Say we have two lists:
a = [1,2,3]
b = []
Before we may have utilized such lists like so:
for ele in a:
if ele > 2:
b.append(ele * 2)
But now, using list comprehension syntax, our code will look like this:
b = [ele * 2 for ele in a if ele > 2]
There are different types of comprehensions too:
list_comp = [ele * 2 for ele in a if ele > 2]
set_comp = {ele * 2 for ele in a if ele > 2}
dict_comp = {key:value * 2 for (key, value) in a if value > 2}
gen_comp = (ele * 2 for ele in a if ele > 2)
Consider using list comprehensions
when dealing with lists.
For example use:
b = [list[i] = list[i][:50] for i in range(len(list))]
Instead of:
for i in range(len(list)):
list[i] = list[i][:50]
A good practice is to catch errors with try
, except
in place of if
, else
clauses. For example use:
try:
dict[i] += 1
except KeyError:
dict[i] = 1
Instead of:
if i in dict:
dict[i] += 1
else:
dict[i] = 1
Use:
try:
os.makedir(path)
except:
pass
Instead of:
if os.path.isdir(path)
pass
else:
os.makedir(path)
When using except
to do complicated jobs, as a general rule, you should specify the error type (KeyError
, ValueError
, etc.) explicitly. A real example of error catching used in unit testing in Lexos is seen below:
try:
_ = a_word_word(split_list=[], keyword="test",
window_size=1)
raise AssertionError("did not throw error")
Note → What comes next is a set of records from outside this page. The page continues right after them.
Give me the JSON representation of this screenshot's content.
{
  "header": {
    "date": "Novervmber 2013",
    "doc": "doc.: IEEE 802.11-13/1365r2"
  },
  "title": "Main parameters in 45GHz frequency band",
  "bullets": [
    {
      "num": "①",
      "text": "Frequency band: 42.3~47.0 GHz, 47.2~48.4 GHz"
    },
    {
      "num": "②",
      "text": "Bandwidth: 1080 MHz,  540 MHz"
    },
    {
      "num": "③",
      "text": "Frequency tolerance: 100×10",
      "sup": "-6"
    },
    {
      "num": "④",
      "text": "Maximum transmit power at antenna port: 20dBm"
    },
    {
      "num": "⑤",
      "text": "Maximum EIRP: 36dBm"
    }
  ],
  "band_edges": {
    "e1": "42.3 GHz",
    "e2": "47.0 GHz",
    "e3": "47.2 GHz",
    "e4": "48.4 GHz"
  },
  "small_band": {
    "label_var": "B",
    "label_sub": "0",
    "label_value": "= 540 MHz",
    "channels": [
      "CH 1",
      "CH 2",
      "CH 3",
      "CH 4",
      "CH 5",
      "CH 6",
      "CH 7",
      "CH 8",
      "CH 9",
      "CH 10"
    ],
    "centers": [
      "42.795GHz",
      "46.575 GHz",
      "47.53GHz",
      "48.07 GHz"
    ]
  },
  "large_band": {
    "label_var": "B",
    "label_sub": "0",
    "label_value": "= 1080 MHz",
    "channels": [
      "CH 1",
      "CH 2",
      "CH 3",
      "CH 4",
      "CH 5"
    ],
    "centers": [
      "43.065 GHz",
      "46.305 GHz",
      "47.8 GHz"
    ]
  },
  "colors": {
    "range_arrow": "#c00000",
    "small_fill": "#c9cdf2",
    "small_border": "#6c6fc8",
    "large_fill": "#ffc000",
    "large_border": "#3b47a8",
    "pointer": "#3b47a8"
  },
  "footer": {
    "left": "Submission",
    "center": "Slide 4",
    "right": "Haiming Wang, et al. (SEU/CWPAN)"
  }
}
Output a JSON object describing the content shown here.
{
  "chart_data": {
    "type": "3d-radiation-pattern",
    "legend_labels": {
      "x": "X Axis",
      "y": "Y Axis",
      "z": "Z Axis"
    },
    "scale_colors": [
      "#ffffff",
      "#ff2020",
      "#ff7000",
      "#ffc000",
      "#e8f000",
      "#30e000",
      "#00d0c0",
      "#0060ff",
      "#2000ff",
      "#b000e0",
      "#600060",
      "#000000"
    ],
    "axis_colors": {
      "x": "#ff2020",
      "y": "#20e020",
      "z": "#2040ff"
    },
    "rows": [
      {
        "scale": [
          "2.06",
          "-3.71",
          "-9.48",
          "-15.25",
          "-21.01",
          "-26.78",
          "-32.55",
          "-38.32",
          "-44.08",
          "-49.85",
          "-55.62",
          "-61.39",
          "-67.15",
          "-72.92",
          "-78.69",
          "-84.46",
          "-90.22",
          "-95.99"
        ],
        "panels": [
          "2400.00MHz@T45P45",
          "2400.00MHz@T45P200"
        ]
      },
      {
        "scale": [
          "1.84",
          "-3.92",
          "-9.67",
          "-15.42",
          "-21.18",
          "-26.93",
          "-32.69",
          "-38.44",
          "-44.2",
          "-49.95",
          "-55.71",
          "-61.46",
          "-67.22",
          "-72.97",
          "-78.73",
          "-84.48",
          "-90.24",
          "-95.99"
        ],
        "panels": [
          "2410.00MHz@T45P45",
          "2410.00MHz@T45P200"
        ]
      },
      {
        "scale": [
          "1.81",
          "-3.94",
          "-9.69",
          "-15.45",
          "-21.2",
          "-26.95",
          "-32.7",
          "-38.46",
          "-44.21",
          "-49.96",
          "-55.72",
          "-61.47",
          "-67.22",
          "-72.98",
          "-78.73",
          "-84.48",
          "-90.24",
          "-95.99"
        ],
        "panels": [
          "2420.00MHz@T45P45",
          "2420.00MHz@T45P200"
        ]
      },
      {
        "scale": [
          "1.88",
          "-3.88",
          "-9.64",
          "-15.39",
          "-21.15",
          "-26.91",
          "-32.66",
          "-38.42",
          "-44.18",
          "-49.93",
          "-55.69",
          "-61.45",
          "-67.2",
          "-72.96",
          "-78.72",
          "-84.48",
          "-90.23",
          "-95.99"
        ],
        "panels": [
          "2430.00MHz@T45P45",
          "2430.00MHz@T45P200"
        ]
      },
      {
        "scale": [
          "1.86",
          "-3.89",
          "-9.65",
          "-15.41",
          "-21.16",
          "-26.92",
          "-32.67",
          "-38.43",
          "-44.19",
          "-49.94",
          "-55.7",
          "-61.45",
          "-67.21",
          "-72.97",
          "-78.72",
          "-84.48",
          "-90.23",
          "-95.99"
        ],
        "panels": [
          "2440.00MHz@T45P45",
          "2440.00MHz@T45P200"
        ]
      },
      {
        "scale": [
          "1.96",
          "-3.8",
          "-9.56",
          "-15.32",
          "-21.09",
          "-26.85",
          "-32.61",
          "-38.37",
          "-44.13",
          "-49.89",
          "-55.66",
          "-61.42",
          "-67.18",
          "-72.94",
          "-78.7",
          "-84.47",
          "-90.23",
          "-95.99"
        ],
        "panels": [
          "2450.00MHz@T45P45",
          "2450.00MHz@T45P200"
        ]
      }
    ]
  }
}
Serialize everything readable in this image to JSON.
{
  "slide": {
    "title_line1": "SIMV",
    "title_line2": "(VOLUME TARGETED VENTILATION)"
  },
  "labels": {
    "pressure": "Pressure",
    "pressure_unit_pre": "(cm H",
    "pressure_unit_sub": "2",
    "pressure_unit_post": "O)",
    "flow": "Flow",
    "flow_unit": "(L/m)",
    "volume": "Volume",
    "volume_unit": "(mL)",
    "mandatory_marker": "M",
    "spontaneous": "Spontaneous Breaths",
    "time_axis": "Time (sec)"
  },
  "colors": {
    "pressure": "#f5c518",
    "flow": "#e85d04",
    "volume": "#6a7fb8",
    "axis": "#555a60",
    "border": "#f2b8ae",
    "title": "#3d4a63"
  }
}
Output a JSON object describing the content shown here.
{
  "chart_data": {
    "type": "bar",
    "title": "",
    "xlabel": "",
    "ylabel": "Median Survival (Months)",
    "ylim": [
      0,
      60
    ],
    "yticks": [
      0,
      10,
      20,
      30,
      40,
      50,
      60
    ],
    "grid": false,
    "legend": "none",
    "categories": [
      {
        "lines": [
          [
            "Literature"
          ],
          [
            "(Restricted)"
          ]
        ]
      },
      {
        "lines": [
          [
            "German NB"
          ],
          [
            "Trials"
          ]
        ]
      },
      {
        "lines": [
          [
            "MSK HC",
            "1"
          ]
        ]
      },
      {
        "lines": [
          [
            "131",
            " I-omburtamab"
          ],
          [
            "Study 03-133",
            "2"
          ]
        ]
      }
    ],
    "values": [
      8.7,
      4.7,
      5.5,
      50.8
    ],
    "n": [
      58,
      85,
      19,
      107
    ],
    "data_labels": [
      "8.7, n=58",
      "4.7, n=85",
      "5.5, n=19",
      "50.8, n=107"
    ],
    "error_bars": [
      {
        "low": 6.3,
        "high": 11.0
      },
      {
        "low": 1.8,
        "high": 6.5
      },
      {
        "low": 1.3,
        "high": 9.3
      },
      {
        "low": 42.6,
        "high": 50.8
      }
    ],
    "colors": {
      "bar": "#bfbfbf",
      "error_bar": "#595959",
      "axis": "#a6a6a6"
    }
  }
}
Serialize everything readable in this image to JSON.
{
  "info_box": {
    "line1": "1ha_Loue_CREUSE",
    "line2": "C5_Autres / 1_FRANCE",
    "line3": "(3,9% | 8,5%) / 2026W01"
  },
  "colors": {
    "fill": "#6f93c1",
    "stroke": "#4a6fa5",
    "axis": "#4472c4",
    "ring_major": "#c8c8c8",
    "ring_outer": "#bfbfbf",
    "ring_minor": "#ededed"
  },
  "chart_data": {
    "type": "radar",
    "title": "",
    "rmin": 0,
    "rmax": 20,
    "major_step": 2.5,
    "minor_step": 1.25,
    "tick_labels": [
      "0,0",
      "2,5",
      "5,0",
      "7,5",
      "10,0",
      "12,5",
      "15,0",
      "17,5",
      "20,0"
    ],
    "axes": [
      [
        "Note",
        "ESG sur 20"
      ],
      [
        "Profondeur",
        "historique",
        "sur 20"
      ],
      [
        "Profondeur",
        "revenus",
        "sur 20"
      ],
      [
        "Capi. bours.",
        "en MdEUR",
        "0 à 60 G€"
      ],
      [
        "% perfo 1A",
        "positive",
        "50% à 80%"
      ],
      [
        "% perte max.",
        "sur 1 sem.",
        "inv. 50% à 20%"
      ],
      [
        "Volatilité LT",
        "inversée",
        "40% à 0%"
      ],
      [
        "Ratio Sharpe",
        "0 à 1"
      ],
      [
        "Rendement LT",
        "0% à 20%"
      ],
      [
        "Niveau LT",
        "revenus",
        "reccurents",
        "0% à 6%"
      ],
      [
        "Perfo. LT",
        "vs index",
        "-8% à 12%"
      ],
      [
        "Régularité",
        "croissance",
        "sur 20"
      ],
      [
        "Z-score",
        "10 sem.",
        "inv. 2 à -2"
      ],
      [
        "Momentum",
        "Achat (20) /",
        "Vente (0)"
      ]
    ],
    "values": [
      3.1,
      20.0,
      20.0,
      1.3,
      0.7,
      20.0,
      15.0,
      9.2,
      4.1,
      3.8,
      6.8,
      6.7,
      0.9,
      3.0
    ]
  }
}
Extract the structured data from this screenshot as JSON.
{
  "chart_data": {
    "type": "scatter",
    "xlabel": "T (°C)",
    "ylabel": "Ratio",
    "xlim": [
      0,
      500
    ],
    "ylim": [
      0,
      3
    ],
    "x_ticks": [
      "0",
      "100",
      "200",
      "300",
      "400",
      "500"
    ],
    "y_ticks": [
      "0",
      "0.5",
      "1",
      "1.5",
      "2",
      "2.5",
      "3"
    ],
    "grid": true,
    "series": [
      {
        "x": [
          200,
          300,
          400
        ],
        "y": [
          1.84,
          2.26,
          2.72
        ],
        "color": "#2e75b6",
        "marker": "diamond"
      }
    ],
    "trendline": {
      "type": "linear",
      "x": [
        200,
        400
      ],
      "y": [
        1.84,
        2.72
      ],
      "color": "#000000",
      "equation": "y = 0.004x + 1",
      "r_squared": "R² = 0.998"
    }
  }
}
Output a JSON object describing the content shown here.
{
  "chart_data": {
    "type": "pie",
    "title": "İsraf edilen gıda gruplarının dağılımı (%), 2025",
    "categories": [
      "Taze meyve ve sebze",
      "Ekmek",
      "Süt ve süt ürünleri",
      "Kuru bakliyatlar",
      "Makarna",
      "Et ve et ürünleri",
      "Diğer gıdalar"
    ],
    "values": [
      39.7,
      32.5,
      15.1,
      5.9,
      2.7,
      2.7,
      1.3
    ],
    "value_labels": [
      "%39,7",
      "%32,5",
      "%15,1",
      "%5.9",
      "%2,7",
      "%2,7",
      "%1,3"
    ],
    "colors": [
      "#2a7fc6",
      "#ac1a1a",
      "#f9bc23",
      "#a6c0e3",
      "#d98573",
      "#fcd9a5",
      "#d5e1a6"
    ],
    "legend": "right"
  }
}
except AssertionError as error:
assert str(error) == WINDOW_SIZE_LARGE_MESSAGE
A shorter, and even more efficient way to catch errors is to simply use contextlib.ignored
. For example use:
with ignored(OSError):
os.remove('i_probably_do_not_exist')
Instead of:
try:
os.remove('i_probably_do_not_exist.txt')
except OSError:
pass
It can be efficient to use lambda
to create a temporary functions. For instance:
sortedList = sorted(ListofTuples, key=lambda tup: tup[n])
instead of
def sortby(somelist, n):
nlist = [(x[n], x) for x in somelist]
nlist.sort()
return [val for (key, val) in nlist]
sortedList = sortby(ListofTuples, n)
Read this for tips on how to optimize performance.
To time your code, in PyCharm simply use profiler which is the clock with the green arrow over it in the top right corner of the screen.
Currently, Lexos uses the chardet
package to detect character encoding. If you run into problems with character encoding, another Python package that may prove useful is ftfy, which can also be used for correcting improperly encoded Unicode.